MONTRÉAL – Un homme de 47 ans a été arrêté dans l’ouest de Montréal à propos de l’envoi, mercredi, de menaces d’attentat à la bombe à l’Université Concordia.

Le Service de police de la Ville de Montréal (SPVM) a précisé que l’arrestation de Hisham Saadi avait eu lieu dans un appartement d’un immeuble résidentiel de la rue Darlington, dans le quartier Côte-des-Neiges. Il restera incarcéré à l’Établissement de détention de Montréal en attendant un éventuel procès.

Hisham Saadi a été arrêté, jeudi, à 1h30, par les enquêteurs de la Section des crimes majeurs relativement à l’alerte à la bombe qui a engendré l’évacuation de plusieurs milliers d’étudiants à l’Université Concordia, a indiqué la police.

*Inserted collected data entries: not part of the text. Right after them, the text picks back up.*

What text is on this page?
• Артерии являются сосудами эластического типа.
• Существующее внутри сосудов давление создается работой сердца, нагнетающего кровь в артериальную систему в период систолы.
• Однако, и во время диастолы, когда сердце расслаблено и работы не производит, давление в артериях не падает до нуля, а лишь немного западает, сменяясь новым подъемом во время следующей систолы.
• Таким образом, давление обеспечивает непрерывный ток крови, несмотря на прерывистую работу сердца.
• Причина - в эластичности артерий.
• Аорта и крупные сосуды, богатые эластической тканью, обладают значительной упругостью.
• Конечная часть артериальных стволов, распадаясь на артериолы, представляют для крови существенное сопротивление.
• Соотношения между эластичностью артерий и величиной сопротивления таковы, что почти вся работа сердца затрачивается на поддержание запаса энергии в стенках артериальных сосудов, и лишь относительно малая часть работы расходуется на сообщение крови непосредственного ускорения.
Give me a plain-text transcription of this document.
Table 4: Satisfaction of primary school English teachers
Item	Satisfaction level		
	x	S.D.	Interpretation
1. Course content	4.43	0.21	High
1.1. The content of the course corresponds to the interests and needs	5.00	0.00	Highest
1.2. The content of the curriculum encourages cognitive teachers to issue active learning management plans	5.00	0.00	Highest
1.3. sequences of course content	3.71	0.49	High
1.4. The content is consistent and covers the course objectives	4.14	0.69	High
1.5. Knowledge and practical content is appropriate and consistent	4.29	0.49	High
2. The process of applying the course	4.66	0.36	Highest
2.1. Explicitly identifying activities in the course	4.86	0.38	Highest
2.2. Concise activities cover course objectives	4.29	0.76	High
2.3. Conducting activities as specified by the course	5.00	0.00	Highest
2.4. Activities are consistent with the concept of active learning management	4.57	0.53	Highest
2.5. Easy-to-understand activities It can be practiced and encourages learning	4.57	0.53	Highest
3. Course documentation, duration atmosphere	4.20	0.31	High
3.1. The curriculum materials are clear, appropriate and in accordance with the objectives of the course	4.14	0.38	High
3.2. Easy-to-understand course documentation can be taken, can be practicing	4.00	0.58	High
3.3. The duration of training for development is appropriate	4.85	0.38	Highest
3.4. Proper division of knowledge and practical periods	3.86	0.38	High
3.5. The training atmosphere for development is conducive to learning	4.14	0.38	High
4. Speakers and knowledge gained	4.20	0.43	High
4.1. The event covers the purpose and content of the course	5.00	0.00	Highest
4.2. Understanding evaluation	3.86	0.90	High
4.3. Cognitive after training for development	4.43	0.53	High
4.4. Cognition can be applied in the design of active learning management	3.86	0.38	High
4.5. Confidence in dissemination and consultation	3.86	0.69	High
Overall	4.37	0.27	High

L’homme de 47 ans a comparu jeudi après-midi en visioconférence et demeure détenu. Il fait face à des accusations de méfait public, d’avoir proféré des menaces et d’incitation à craindre un attentat terroriste, a indiqué le SPVM.

L’individu n’était pas connu des policiers et la raison de son geste reste à éclaircir. L’enquête devrait notamment permettre de déterminer s’il était affilié ou s’il planifiait de s’affilier à un groupe particulier.

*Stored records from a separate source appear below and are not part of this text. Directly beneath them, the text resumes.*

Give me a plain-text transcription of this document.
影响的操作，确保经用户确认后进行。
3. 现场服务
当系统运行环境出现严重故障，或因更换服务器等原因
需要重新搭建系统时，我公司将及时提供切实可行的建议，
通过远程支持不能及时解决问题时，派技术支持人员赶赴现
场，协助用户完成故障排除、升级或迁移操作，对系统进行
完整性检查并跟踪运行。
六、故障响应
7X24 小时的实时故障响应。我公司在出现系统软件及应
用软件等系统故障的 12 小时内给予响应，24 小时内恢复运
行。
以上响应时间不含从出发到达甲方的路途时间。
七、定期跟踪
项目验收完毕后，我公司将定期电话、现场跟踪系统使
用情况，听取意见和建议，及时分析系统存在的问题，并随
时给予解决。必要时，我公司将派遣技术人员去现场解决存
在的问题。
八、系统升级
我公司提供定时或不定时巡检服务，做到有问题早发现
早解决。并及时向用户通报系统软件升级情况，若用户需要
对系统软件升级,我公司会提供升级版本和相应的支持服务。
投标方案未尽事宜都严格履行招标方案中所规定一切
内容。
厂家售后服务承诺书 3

Trois pavillons de l’Université Concordia ont dû être évacués mercredi après que le message haineux eut été largement transmis; il visait spécifiquement des étudiants musulmans. Le texte précisait que des engins explosifs avaient été laissés à certains endroits.

«Ces menaces furent acheminées sous forme de courriel, dans lequel une lettre indiquait que des engins artisanaux disposés sur les étages de l’établissement allaient exploser», a souligné le SPVM.

Rien n’a été trouvé lors des recherches ultérieures menées par les policiers. Les bâtiments évacués ont rouvert leurs portes vers 18h00 et les cours et examens prévus à partir de ce moment ont pu avoir lieu.